Les partisans de la chasse dénoncent les dégâts agricoles provoqués par les blaireaux. Cet argument n’est-il pas recevable ?

"Le blaireau ne fait pas partie des nuisibles, mais il est chassable. On le traque par vénerie sous terre. On peut vivre avec le sauvage. Il a pu occasionner des dégâts, mais on tue 12.000 blaireaux par an en France. Combien étaient porteurs de la tuberculose bovine? On ne sait pas. Les chiens ont plus de risque de la transmettre que le blaireau lui-même.

Il faut du courage dans les politiques publiques

On prend aussi le prétexte qu’il est gênant pour les terrassements mais ce n’est pas valable. On veut inscrire dans le débat public un autre rapport au vivant, trouver un terrain d’entente pour une meilleure prise en compte du sauvage, de nouveaux équilibres. Il faut du courage dans les politiques publiques."

Si les nuisances des blaireaux sont aussi minimes que vous le dites, pourquoi sa période de chasse est-elle allongée par arrêté préfectoral ?

"Je pense que c’est une sorte de clientélisme. Les préfets ont l’habitude d’écouter les arguments des chasseurs, nombreux mais démentis par les études scientifiques. Tout le monde est capable d’évoluer dans son rapport aux animaux sauvages. Il existe des méthodes douces pour détourner les blaireaux, comme c’est le cas en ce moment sur le chantier de la zone industrielle de Technoland 2, avec le déménagement d’une famille de blaireaux.

Extraire un animal vivant, c'est cruel

On n’a pas à aimer les animaux, on leur doit le respect. Arrêter la cruauté de la vénerie sous terre, c’est non négociable. Extraire un animal vivant, c’est cruel. Le sauvage, ce n’est pas forcément le danger, la maladie, ou le voleur de poules."

Une famille de blaireaux sur le chantier de Technoland 2, dans le Pays de Montbéliard

 
"Les victimes de dégâts de blaireaux apprécient l’efficacité des déterreurs"
Sur le seul département de Saône-et-Loire, "près de 70 équipages détiennent une attestation de meute" indique la note de présentation de la consultation du public concernant le projet d'arrêté portant sur la période d'ouverture complémentaire de la vénerie sous terre du blaireau. Le document nous apprend que depuis une quinzaine d'années, plus de 700 blaireaux sont capturés en moyenne chaque année dans le département.

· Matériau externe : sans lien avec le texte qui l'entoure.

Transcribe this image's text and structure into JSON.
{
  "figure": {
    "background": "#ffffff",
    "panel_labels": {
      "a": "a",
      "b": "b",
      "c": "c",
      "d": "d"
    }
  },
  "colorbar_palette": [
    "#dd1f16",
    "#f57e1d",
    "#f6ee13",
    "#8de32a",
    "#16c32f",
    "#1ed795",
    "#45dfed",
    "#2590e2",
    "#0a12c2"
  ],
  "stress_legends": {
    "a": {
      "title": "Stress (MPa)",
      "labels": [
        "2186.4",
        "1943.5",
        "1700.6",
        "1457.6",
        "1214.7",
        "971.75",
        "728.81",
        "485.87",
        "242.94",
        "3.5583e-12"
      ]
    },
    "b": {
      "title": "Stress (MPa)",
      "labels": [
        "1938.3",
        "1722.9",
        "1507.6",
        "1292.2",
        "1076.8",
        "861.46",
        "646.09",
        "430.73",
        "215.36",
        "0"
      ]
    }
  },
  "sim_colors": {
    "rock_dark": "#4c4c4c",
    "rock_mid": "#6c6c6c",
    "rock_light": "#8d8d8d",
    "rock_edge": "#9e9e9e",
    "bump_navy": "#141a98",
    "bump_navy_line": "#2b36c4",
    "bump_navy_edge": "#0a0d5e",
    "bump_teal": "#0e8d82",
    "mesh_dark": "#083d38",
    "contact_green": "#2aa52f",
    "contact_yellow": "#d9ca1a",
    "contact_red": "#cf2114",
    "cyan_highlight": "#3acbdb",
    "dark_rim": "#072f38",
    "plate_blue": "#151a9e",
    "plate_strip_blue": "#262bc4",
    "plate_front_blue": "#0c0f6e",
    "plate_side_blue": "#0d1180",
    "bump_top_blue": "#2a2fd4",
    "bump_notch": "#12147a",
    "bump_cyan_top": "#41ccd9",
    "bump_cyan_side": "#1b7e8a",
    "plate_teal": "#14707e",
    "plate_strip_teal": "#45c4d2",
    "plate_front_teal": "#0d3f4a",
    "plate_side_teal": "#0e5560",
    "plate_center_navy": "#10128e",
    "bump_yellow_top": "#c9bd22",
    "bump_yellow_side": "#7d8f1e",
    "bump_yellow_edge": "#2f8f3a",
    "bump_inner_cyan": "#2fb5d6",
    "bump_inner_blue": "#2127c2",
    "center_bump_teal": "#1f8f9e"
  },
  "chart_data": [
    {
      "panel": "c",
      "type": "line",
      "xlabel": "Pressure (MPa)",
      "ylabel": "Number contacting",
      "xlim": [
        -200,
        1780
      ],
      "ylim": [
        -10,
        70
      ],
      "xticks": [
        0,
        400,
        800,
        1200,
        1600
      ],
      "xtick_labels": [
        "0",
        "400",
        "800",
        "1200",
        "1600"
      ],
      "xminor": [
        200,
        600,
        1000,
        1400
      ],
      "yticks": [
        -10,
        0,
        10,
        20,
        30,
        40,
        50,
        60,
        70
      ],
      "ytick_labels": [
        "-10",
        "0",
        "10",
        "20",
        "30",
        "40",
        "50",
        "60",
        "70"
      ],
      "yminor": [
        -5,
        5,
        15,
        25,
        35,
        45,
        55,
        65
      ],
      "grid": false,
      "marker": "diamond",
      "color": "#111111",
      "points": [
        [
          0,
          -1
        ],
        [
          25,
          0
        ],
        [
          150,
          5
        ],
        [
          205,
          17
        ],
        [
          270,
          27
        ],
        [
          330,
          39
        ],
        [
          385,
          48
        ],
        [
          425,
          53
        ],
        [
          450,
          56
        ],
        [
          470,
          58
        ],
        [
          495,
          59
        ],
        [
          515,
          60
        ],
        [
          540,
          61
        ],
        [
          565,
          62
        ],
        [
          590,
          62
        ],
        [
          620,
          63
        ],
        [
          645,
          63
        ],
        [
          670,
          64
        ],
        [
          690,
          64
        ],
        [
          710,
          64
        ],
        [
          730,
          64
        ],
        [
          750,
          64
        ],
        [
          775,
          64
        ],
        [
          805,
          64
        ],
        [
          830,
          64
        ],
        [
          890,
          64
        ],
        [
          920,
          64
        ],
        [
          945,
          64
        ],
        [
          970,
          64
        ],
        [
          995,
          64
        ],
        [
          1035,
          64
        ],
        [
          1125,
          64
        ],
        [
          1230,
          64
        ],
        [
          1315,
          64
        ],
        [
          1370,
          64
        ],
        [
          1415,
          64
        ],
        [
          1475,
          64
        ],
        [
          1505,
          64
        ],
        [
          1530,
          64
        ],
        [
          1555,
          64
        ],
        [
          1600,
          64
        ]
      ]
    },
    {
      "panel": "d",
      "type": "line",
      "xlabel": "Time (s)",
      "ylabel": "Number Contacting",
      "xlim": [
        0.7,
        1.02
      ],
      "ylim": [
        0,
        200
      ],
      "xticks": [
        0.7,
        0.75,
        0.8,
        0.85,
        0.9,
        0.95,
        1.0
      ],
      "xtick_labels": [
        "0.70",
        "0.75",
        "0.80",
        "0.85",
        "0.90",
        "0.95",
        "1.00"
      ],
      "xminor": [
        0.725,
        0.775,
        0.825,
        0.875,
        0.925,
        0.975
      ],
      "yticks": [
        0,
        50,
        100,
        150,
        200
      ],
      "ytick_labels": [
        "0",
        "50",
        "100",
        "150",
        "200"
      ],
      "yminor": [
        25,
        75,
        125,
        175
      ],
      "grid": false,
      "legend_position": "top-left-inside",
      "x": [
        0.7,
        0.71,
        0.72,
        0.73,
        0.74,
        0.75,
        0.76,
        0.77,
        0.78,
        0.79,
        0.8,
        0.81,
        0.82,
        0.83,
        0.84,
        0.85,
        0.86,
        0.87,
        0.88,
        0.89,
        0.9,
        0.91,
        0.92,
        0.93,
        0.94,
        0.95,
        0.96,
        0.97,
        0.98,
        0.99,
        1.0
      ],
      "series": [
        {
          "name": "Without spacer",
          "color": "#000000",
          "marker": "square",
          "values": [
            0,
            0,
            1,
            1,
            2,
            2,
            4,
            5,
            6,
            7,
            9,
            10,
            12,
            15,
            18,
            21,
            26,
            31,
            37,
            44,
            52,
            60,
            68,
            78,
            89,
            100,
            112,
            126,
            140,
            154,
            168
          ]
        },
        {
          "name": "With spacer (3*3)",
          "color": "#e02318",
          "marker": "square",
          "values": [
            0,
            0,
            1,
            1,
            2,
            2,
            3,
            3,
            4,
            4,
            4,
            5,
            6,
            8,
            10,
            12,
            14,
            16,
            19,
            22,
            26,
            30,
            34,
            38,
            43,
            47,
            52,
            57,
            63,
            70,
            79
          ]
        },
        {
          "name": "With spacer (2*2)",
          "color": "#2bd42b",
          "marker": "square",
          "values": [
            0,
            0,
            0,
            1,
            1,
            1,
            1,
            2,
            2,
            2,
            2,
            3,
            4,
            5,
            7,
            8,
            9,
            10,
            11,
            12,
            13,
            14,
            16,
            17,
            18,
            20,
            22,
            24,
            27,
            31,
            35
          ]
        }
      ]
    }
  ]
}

"Les victimes de dégâts de blaireaux apprécient l’efficacité des déterreurs", assure de son côté Agri71. Le "média d'informations agricole, viticole et rurale" de Saône-et-Loire, dont la FDSEA est actionnaire, estime que l'interdiction du déterrage serait "une mauvaise nouvelle pour tous ceux qui sont victimes des dégâts occasionnés par ce prédateur terrassier".

Dans sa fiche technique consacrée au blaireau, l'Office national de la chasse et de la faune sauvage (ONCFS) estime que "le blaireau peut être à l’origine de diverses nuisances pour les activités agricoles : pertes de céréales, dégâts dans les vignes et affaissement des galeries du terrier sous le poids d’engins agricoles (...) Son comportement de terrassier peut constituer des atteintes à la sécurité publique lorsque des terriers apparaissent sous les voies ferrées ou dans les digues implantées le long des cours d’eau."